Today I went to the doctor to receive my biopsy results. These past two weeks have been a waiting game, and I’ve never been good at any game really—especially waiting.
Leading up to today, everyone has been asking how I’ve been holding up. By God’s grace, surprisingly well because He has used this little trip into the frightening unknown to refocus my heart on Him–my only source of comfort and security.
“Do not be anxious about anything, but in everything by prayer and supplication with thanksgiving let your requests be made know to God. And the peace of God, which surpasses all understanding, will guard your hearts and your minds in Christ Jesus.” (Philippians 4:6-7, ESV, emphasis mine)
I went to the famous passage of scripture above like any good Christian in a tight spot would do. And while God spoke to my heart about not being anxious and comforted my soul with the promise that His peace would guard my heart and mind in Christ Jesus, the two little words “with thanksgiving” stood out to me the most.
Why do I need to have thanksgiving with every request I present to God—even the “Father, I might have cancer—please don’t let me have cancer” requests?
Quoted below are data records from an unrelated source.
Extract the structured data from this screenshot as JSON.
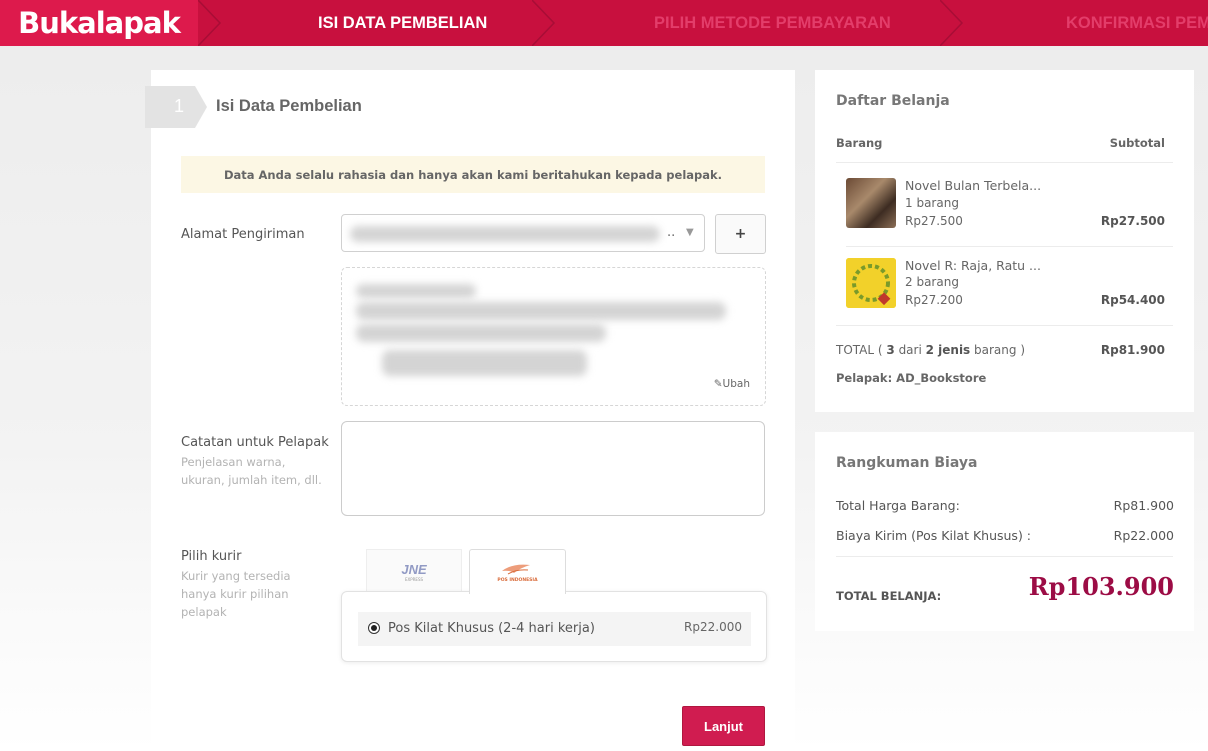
{
  "header": {
    "logo": "Bukalapak",
    "steps": [
      {
        "label": "ISI DATA PEMBELIAN",
        "active": true
      },
      {
        "label": "PILIH METODE PEMBAYARAN",
        "active": false
      },
      {
        "label": "KONFIRMASI PEMBE",
        "active": false
      }
    ]
  },
  "form": {
    "step_number": "1",
    "title": "Isi Data Pembelian",
    "notice": "Data Anda selalu rahasia dan hanya akan kami beritahukan kepada pelapak.",
    "address_label": "Alamat Pengiriman",
    "address_select_suffix": "..",
    "add_button": "+",
    "edit_link": "Ubah",
    "note_label": "Catatan untuk Pelapak",
    "note_help": "Penjelasan warna, ukuran, jumlah item, dll.",
    "courier_label": "Pilih kurir",
    "courier_help": "Kurir yang tersedia hanya kurir pilihan pelapak",
    "courier_tabs": [
      {
        "logo": "JNE",
        "sub": "EXPRESS",
        "active": false
      },
      {
        "logo": "POS INDONESIA",
        "active": true
      }
    ],
    "courier_option": {
      "name": "Pos Kilat Khusus (2-4 hari kerja)",
      "price": "Rp22.000",
      "selected": true
    },
    "next_button": "Lanjut"
  },
  "cart": {
    "title": "Daftar Belanja",
    "col_item": "Barang",
    "col_subtotal": "Subtotal",
    "items": [
      {
        "name": "Novel Bulan Terbela...",
        "qty": "1 barang",
        "price": "Rp27.500",
        "subtotal": "Rp27.500"
      },
      {
        "name": "Novel R: Raja, Ratu ...",
        "qty": "2 barang",
        "price": "Rp27.200",
        "subtotal": "Rp54.400"
      }
    ],
    "total_prefix": "TOTAL ( ",
    "total_qty": "3",
    "total_mid": " dari ",
    "total_kinds": "2 jenis",
    "total_suffix": " barang )",
    "total_value": "Rp81.900",
    "seller": "Pelapak: AD_Bookstore"
  },
  "summary": {
    "title": "Rangkuman Biaya",
    "rows": [
      {
        "label": "Total Harga Barang:",
        "value": "Rp81.900"
      },
      {
        "label": "Biaya Kirim (Pos Kilat Khusus) :",
        "value": "Rp22.000"
      }
    ],
    "grand_label": "TOTAL BELANJA:",
    "grand_value": "Rp103.900"
  },
  "colors": {
    "brand": "#c8103e",
    "accent": "#d01c50",
    "grand_total": "#9c0c45"
  }
}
What does that even look like? I’ll confess, I have not become an expert in the past weeks, but here is how God is retraining my thinking.
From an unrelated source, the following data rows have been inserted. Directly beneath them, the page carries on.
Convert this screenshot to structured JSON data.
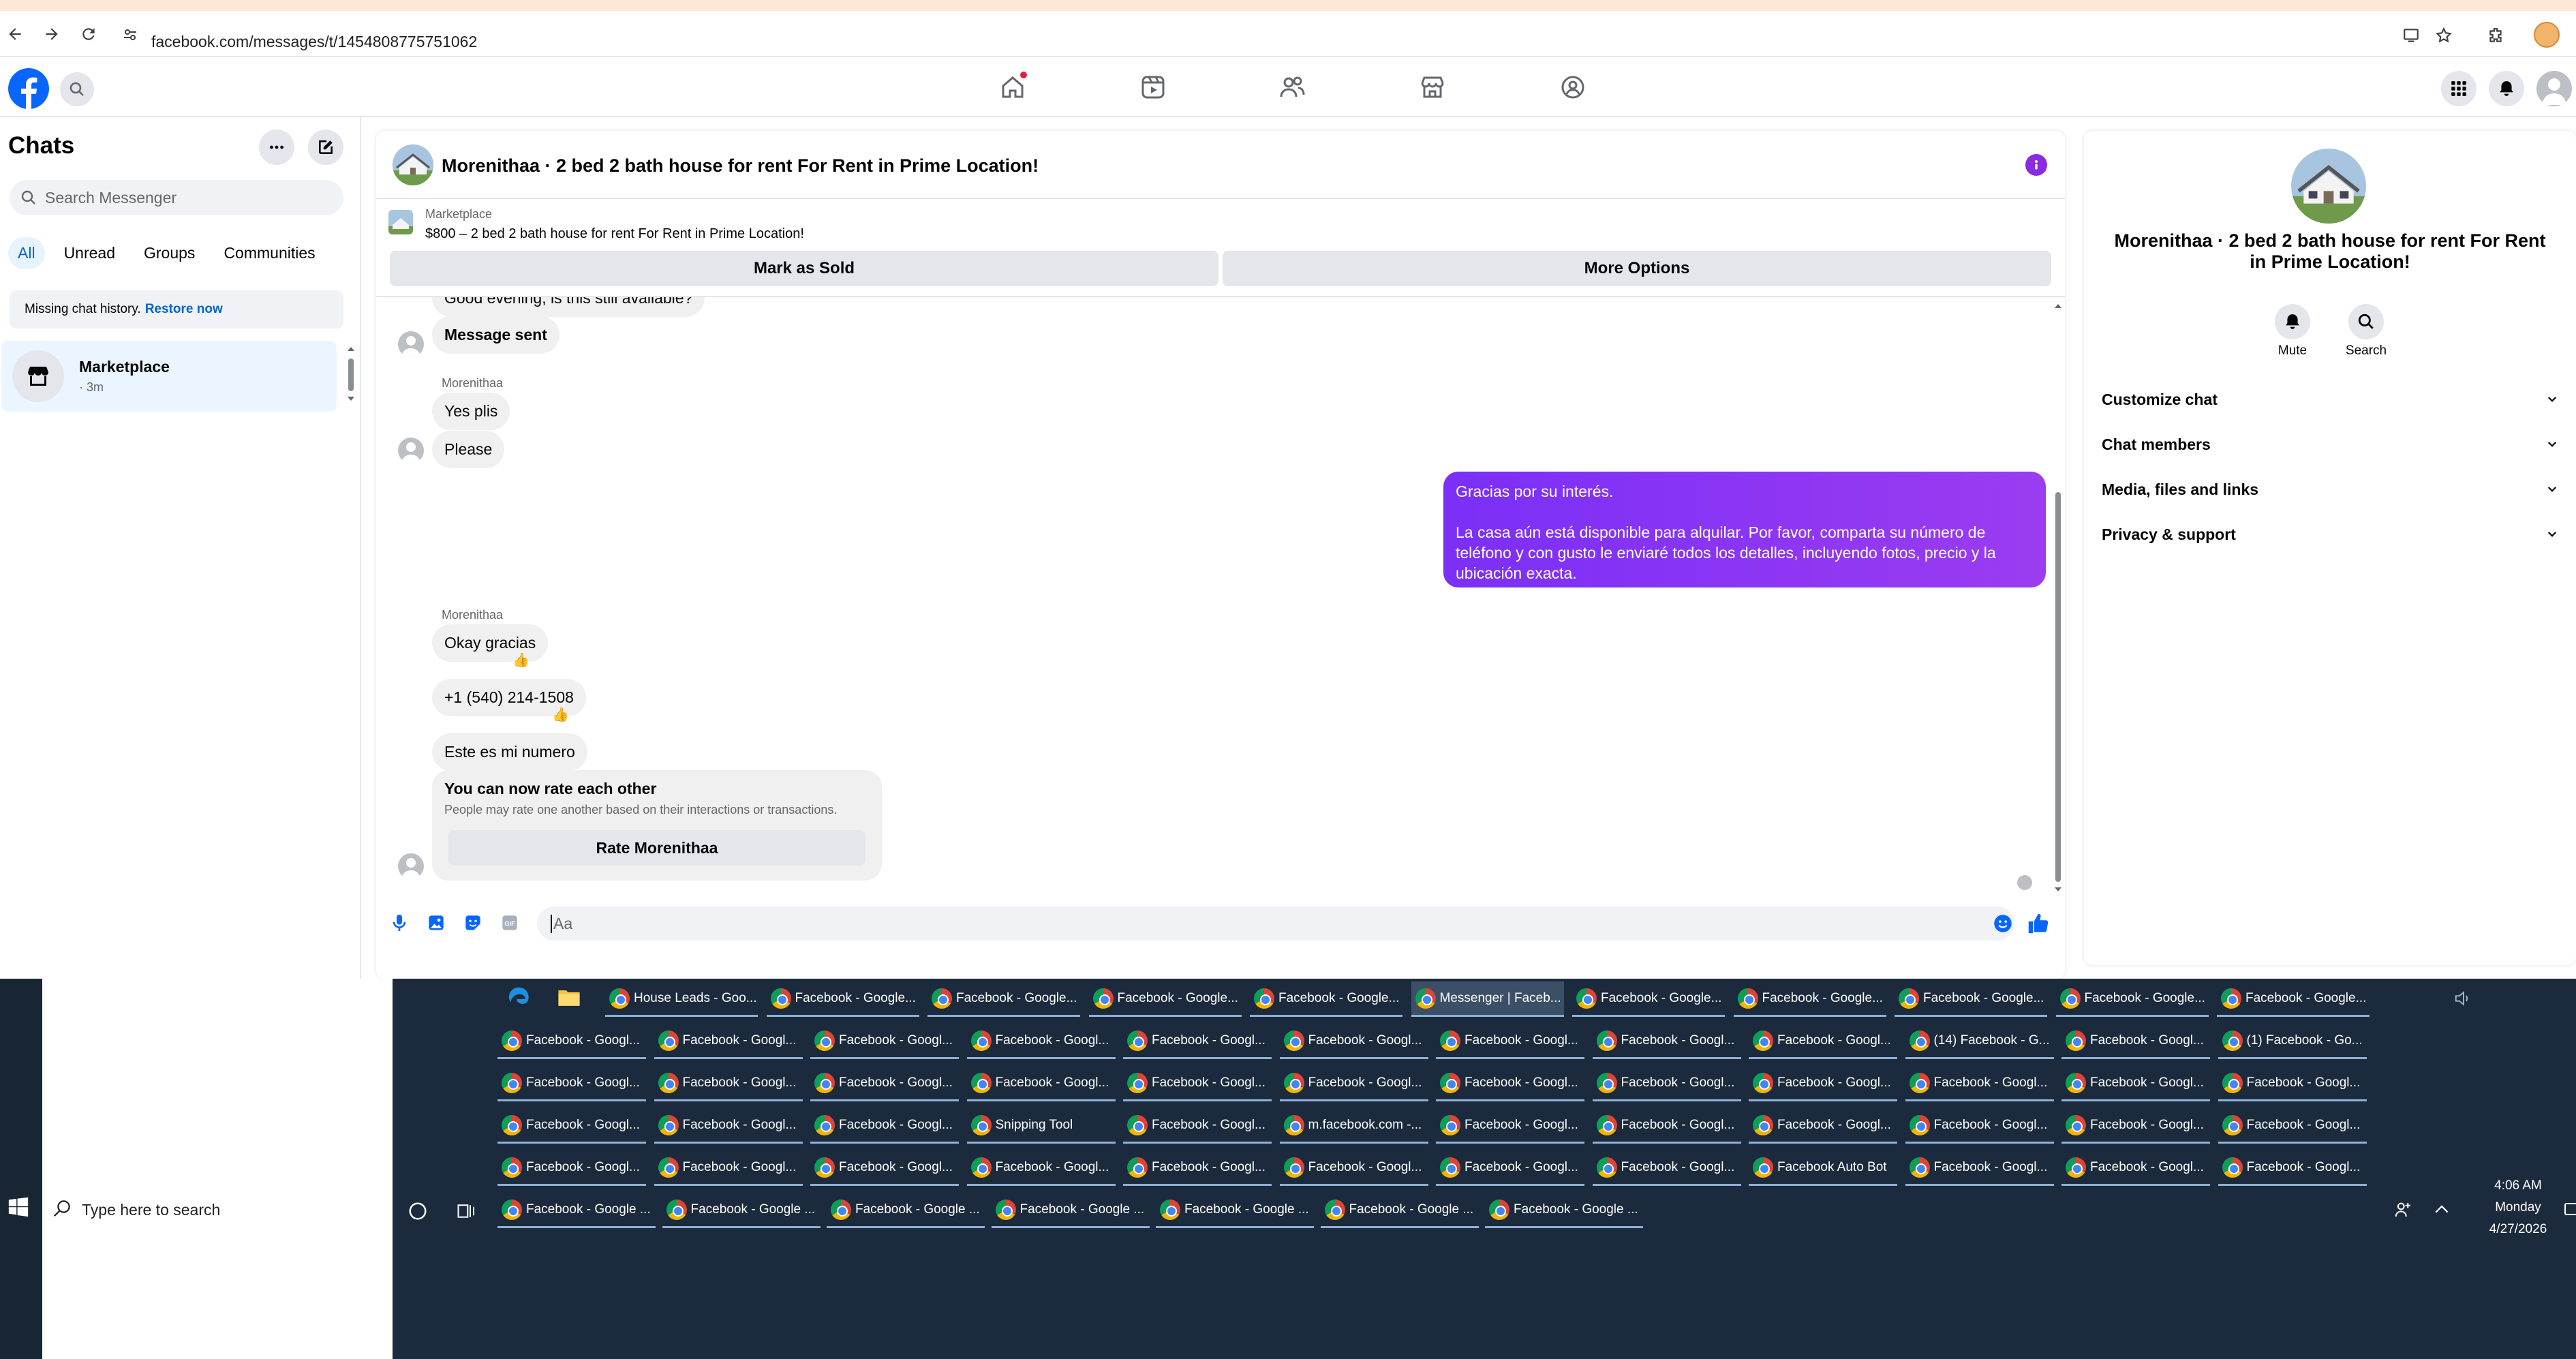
{
  "browser": {
    "url": "facebook.com/messages/t/1454808775751062"
  },
  "sidebar": {
    "title": "Chats",
    "search_placeholder": "Search Messenger",
    "tabs": [
      {
        "label": "All"
      },
      {
        "label": "Unread"
      },
      {
        "label": "Groups"
      },
      {
        "label": "Communities"
      }
    ],
    "missing_text": "Missing chat history.",
    "restore_label": "Restore now",
    "chat_item": {
      "name": "Marketplace",
      "time": "· 3m"
    }
  },
  "chat": {
    "title": "Morenithaa · 2 bed 2 bath house for rent For Rent in Prime Location!",
    "listing_label": "Marketplace",
    "listing_detail": "$800 – 2 bed 2 bath house for rent For Rent in Prime Location!",
    "mark_sold": "Mark as Sold",
    "more_options": "More Options",
    "messages": {
      "partial": "Good evening, is this still available?",
      "sent_note": "Message sent",
      "sender1": "Morenithaa",
      "m1": "Yes plis",
      "m2": "Please",
      "out_line1": "Gracias por su interés.",
      "out_line2": "La casa aún está disponible para alquilar. Por favor, comparta su número de teléfono y con gusto le enviaré todos los detalles, incluyendo fotos, precio y la ubicación exacta.",
      "sender2": "Morenithaa",
      "m3": "Okay gracias",
      "m4": "+1 (540) 214-1508",
      "m5": "Este es mi numero",
      "reaction": "👍"
    },
    "rate": {
      "title": "You can now rate each other",
      "subtitle": "People may rate one another based on their interactions or transactions.",
      "button": "Rate Morenithaa"
    },
    "composer_placeholder": "Aa"
  },
  "right_panel": {
    "title": "Morenithaa · 2 bed 2 bath house for rent For Rent in Prime Location!",
    "mute": "Mute",
    "search": "Search",
    "sections": [
      {
        "label": "Customize chat"
      },
      {
        "label": "Chat members"
      },
      {
        "label": "Media, files and links"
      },
      {
        "label": "Privacy & support"
      }
    ]
  },
  "taskbar": {
    "search_placeholder": "Type here to search",
    "time": "4:06 AM",
    "day": "Monday",
    "date": "4/27/2026",
    "rows": [
      [
        "House Leads - Goo...",
        "Facebook - Google...",
        "Facebook - Google...",
        "Facebook - Google...",
        "Facebook - Google...",
        "Messenger | Faceb...",
        "Facebook - Google...",
        "Facebook - Google...",
        "Facebook - Google...",
        "Facebook - Google...",
        "Facebook - Google..."
      ],
      [
        "Facebook - Googl...",
        "Facebook - Googl...",
        "Facebook - Googl...",
        "Facebook - Googl...",
        "Facebook - Googl...",
        "Facebook - Googl...",
        "Facebook - Googl...",
        "Facebook - Googl...",
        "Facebook - Googl...",
        "(14) Facebook - G...",
        "Facebook - Googl...",
        "(1) Facebook - Go..."
      ],
      [
        "Facebook - Googl...",
        "Facebook - Googl...",
        "Facebook - Googl...",
        "Facebook - Googl...",
        "Facebook - Googl...",
        "Facebook - Googl...",
        "Facebook - Googl...",
        "Facebook - Googl...",
        "Facebook - Googl...",
        "Facebook - Googl...",
        "Facebook - Googl...",
        "Facebook - Googl..."
      ],
      [
        "Facebook - Googl...",
        "Facebook - Googl...",
        "Facebook - Googl...",
        "Snipping Tool",
        "Facebook - Googl...",
        "m.facebook.com -...",
        "Facebook - Googl...",
        "Facebook - Googl...",
        "Facebook - Googl...",
        "Facebook - Googl...",
        "Facebook - Googl...",
        "Facebook - Googl..."
      ],
      [
        "Facebook - Googl...",
        "Facebook - Googl...",
        "Facebook - Googl...",
        "Facebook - Googl...",
        "Facebook - Googl...",
        "Facebook - Googl...",
        "Facebook - Googl...",
        "Facebook - Googl...",
        "Facebook Auto Bot",
        "Facebook - Googl...",
        "Facebook - Googl...",
        "Facebook - Googl..."
      ],
      [
        "Facebook - Google ...",
        "Facebook - Google ...",
        "Facebook - Google ...",
        "Facebook - Google ...",
        "Facebook - Google ...",
        "Facebook - Google ...",
        "Facebook - Google ..."
      ]
    ]
  },
  "colors": {
    "fb_blue": "#0866ff",
    "purple": "#7b2ff7",
    "taskbar": "#1b2b3d"
  }
}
Cancer is not my biggest enemy. Now, let me be clear. Cancer is an enemy. It destroys families, causes pain and great suffering, and claims countless lives. But it is only a symptom of our greatest enemy—sin. Cancer cannot send anyone to hell; sin can.
“For the wages of sin is death…” (Romans 6:23a, ESV)
Complacency. Pride. People Pleasing. Laziness. Those “little” sins left unchecked would lead me on a slow incline straight to hell.
“…but the free gift of God is eternal life in Christ Jesus our Lord.” (Romans 6:23b, ESV)
“But God shows his love for us in that while we were still sinners, Christ died for us.” (Romans 5:8)
“O death, where is your victory? O death, where is your sting? The sting of death is sin, and the power of sin is the law. But thanks be to God, who gives us the victory through our Lord Jesus Christ.” (1 Corinthians 15:55-56, ESV)
“And you were dead in the trespasses and sins in which you once walked, following the course of this world, following the prince of the power of the air, the spirit that is now at work in the sons of disobedience—among whom we all once lived in the passions of our flesh, carrying our the desires of the body and the mind, and were by nature children of wrath, like the rest of mankind. But God being rich in mercy, because of the great love with which he loved us, even when we were dead in our trespasses, made us alive together with Christ—by grace you have been saved.” (Ephesians 2:1-5, ESV)
I think “but” is my favorite conjunction in the Bible. I deserve hell, but God being rich in mercy loved me with such a great love that He took on death in my place and defeated it! Now I have victory and freedom in Christ!
Praise God! That is why I can take every request to God with thanksgiving! Once I begin constantly preaching that gospel to myself, my prayers changed.
Father, I’m really not excited about the prospect of cancer. If it causes me not to be able to work, how will I be able to pay my medical expenses? Rent? Buy food?
But I deserve hell and you bought my ransom. Thank you, Father—this is as close to hell as I’ll ever be, and whatever storms you walk me through in the days you have ordained for me here on earth, they are all leading me closer to heaven.
But Father, I really don’t want to have cancer. I’m afraid of how painful treatments would be.
But I deserve hell, and you saved me. Thank you, Father that I will never experience hell! The pain I go through on earth does not compare to the suffering Jesus went through on the cross to secure my salvation. And since Jesus was a man of sorrows, he is not a far off God who cannot relate to my struggles—he is close and can intimately relate to anything I go through.
But Father, what if I don’t have cancer, and I’m not forcefully reminded every day that You are the only source of my joy and hope and security? What if I don’t have cancer and next week I fall back into my complacency? PLEASE, PLEASE, PLEASE have mercy on me and don’t let me turn so quickly back to all my comforts and forget you!
But I deserve hell, and Jesus saved me! You began a good work in me, and you will complete it. You will not allow me to stay complacent toward my sin. You have defeated sin and the grave, but while I’m here on earth I’m still at war with my sin daily. You will use whatever means necessary to remind me of that and to turn my gaze back to you.
And as God slowly transformed my thinking, I felt that peace that surpasses all understanding, and I rested in the assurance that God was guarding my heart and mind against my true enemy.
P.S.— The results are finally in, and the tumor they removed last week was benign! Thank you, Father, for that good news and for the uncertainty of the past few weeks that sent me running back to you!